On May 16, Senate and House Democrats introduced the Pell Grant Preservation and Expansion Act. The legislation would amend the Higher Education Act (HEA) by supporting the expansion of Pell grants to improve rates of access, affordability and completion in postsecondary education programs. Representatives Scott (D-VA) and Davis (D-CA) introduced the House corollary of the bill, and Senators Hirono (D-HI) and Murray (D-WA) introduced the Senate version.

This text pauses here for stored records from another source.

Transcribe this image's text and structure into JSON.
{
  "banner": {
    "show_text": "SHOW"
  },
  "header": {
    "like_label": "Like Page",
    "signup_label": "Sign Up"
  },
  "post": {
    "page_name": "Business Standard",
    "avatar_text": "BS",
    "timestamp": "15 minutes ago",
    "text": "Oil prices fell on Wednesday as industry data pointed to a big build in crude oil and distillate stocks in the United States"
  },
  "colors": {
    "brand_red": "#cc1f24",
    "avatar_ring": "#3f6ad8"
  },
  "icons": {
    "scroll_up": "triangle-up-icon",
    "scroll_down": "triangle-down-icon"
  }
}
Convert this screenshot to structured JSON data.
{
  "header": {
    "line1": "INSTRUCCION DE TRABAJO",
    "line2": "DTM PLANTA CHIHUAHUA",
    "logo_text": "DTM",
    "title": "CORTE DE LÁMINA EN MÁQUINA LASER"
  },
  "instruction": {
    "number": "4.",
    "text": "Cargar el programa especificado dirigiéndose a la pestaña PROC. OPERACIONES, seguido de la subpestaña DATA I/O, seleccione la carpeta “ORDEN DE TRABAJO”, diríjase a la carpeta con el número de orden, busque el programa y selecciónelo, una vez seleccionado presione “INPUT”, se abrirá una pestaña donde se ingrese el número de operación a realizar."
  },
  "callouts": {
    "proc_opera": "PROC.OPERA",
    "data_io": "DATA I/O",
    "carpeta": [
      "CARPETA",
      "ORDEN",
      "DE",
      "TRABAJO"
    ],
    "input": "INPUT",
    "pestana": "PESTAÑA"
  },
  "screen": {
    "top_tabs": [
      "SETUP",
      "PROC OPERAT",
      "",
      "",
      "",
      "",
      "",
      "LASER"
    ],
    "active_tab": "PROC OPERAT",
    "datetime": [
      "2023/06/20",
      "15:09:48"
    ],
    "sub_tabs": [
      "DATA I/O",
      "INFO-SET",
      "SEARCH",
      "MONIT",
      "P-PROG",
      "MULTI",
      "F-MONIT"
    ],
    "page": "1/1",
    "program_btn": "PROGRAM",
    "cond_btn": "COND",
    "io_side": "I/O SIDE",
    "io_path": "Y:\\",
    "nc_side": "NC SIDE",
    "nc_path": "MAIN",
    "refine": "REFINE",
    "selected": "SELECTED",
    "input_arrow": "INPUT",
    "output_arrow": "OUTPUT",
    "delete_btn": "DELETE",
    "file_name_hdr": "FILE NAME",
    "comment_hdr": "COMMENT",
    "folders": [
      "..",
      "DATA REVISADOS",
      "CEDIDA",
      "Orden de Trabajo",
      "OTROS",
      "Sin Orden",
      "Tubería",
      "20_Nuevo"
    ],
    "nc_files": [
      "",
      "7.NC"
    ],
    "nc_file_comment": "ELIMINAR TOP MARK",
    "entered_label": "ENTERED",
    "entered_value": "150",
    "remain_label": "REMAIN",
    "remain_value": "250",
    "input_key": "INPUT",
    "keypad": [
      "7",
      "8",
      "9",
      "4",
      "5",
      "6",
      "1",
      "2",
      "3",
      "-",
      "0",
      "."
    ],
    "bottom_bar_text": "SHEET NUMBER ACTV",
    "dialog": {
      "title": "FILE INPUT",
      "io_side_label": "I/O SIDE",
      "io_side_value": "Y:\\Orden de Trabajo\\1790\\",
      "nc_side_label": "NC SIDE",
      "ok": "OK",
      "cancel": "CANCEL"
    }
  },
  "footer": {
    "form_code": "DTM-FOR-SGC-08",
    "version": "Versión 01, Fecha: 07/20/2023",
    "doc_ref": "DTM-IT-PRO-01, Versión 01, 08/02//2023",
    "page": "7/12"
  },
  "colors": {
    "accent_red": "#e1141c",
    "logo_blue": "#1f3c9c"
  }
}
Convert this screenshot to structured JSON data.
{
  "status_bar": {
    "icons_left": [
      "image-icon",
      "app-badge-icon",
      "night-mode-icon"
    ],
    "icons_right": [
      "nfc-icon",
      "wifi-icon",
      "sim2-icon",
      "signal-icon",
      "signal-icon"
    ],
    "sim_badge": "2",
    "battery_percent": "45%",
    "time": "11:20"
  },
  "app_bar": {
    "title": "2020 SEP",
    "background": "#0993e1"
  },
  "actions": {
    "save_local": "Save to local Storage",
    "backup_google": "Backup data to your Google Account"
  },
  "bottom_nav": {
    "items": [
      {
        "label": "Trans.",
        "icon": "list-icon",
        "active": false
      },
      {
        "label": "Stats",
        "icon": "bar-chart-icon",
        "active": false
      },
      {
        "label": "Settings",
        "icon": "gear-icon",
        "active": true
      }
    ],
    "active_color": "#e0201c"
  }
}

The bill includes a proposal to expand Pell Grant eligibility to students enrolled in short-term job training programs that lead to industry-recognized credentials and ultimately employment with in-demand industries. This proposal builds on the Jumpstarting our Businesses to Support Students (JOBS) Act of 2017, introduced earlier this year by Senators Portman (R-OH) and Kaine (D-VA). In addition to supporting the JOBS Act, NSC has called for further investments in career pathways and for Congressional adoption of employment, earnings, and credential attainment metrics.
The Democrats’ bills contain many NSC priorities for HEA reauthorization and would expand access to Pell grants in several ways, including:
- Transitioning funding for Pell grants fully to mandatory funding. The program is currently funded in part with discretionary funding subject to the annual appropriations process;
- Allowing DREAMers access to Pell grants in the same manner as other qualified applicants;
- Increasing the maximum Pell award by $500, tying this maximum award to the Consumer Price Index, and increasing the income a family can earn while still maintaining eligibility for the maximum Pell award;
- Expanding Pell eligibility to certain incarcerated and previously incarcerated individuals; and
- Extending eligibility to students who used a portion of their eligibility for programs which were subsequently found to have defrauded students.
On May 15, Senators Hatch (R-UT), Warren (D-MA), Cassidy (R-LA), and Whitehouse (D-RI) introduced the College Transparency Act, which would also amend HEA. The bill would create a postsecondary student data system at the U.S. Department of Education, in order to publicize aggregate information about completion rates, debt repayment, and employment outcomes for postsecondary programs. Read more about the College Transparency Act from the Workforce Data Quality Campaign.
National Skills Coalition looks forward to working with members of Congress to align the Higher Education Act with today’s working students.